Hans Kung: On Being A Christian
As has been mentioned here before, the start of my real conversion started when, sometime in the mid-1990s, I read John Dominic Crossan's Historical Jesus. But even then there were things Crossan said that I questioned, one of those was his certainty that the story of the burial of Jesus in a tomb was false and that his body was almost certainly left for dogs or birds to devour or merely thrown in a ditch. I remember reading that wondering why he felt so sure when the only documentation of what happened was exactly what Kung says is "beyond doubt" is in line with the above passage. And, considering how much stock he and his fellow Jesus Seminar members put on multiple attestation, all four of the canonical Gospels but also the earliest New Testament writings that preceded those in the form we have them attest to the burial, most of them mentioning the tomb of Joseph. It would seem to be a lapse in method for him to hold that more poplar modern position on this. As much as I esteem his scholarship and his writing, I have to say that my skepticism about Crossan has grown over the last quarter of a century. I do doubt his motives which are too much in line with modern ideology for me to be comfortable with. As Walter Brueggemann has said, like so many other scholars, Crossan wants to reconstruct Jesus to fit his preferences.

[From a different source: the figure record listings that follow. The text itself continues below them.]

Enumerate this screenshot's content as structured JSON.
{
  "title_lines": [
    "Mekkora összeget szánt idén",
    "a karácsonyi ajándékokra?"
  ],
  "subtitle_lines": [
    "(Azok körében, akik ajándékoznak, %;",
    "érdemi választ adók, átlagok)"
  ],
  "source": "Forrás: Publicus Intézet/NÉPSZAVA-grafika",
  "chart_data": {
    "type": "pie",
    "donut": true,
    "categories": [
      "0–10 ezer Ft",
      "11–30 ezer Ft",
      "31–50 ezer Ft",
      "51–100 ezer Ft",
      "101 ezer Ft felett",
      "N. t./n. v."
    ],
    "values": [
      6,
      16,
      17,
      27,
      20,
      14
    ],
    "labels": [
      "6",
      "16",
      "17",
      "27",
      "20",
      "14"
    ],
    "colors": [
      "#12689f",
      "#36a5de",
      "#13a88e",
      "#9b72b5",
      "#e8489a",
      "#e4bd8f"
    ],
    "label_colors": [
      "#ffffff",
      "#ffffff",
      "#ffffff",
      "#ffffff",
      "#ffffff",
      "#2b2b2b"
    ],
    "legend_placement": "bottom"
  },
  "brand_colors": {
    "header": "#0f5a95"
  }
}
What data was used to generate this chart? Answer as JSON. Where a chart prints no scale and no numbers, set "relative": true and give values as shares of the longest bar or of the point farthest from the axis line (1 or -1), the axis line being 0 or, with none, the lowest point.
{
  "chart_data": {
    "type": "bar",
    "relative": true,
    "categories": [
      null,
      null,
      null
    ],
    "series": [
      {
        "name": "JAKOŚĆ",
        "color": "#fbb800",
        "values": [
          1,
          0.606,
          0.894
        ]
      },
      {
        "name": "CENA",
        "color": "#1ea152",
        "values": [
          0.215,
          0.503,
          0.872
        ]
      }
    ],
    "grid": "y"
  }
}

The point that Kung makes, that there was no cult of the grave of Jesus in the earliest years of Christianity - even in the earliest community in Jerusalem, the pre-Christian Jesus movement is certainly interesting. The earliest proposed location of the tomb doesn't seem to trace before Constantine sent his mother Helena to find the tomb.
You get the feeling that when a local community got visited by the Emperor's mother with the request to find the Tomb of Jesus that one was going to be found. And so one was, as was a hill with three crosses on it, or so the story goes. I find the absence of a tradition going back to the Jerusalem community which included witnesses to the death, burial and Resurrection more convincing than the supposed location of the tomb. The later proposed tombs, the "garden tomb" discovered in the 19th century and a more recent one found by a cabloid TV huckster and self-created expert aren't even as interesting as the first one.
I think no such site of cultic devotion arose in the earliest community because they didn't think his body was there. I think they figured it wasn't important, as Luke reported the "the two men " said to the women who went to the tomb to anoint the body, "Why do you look for the living among the dead? He is not here, but has risen."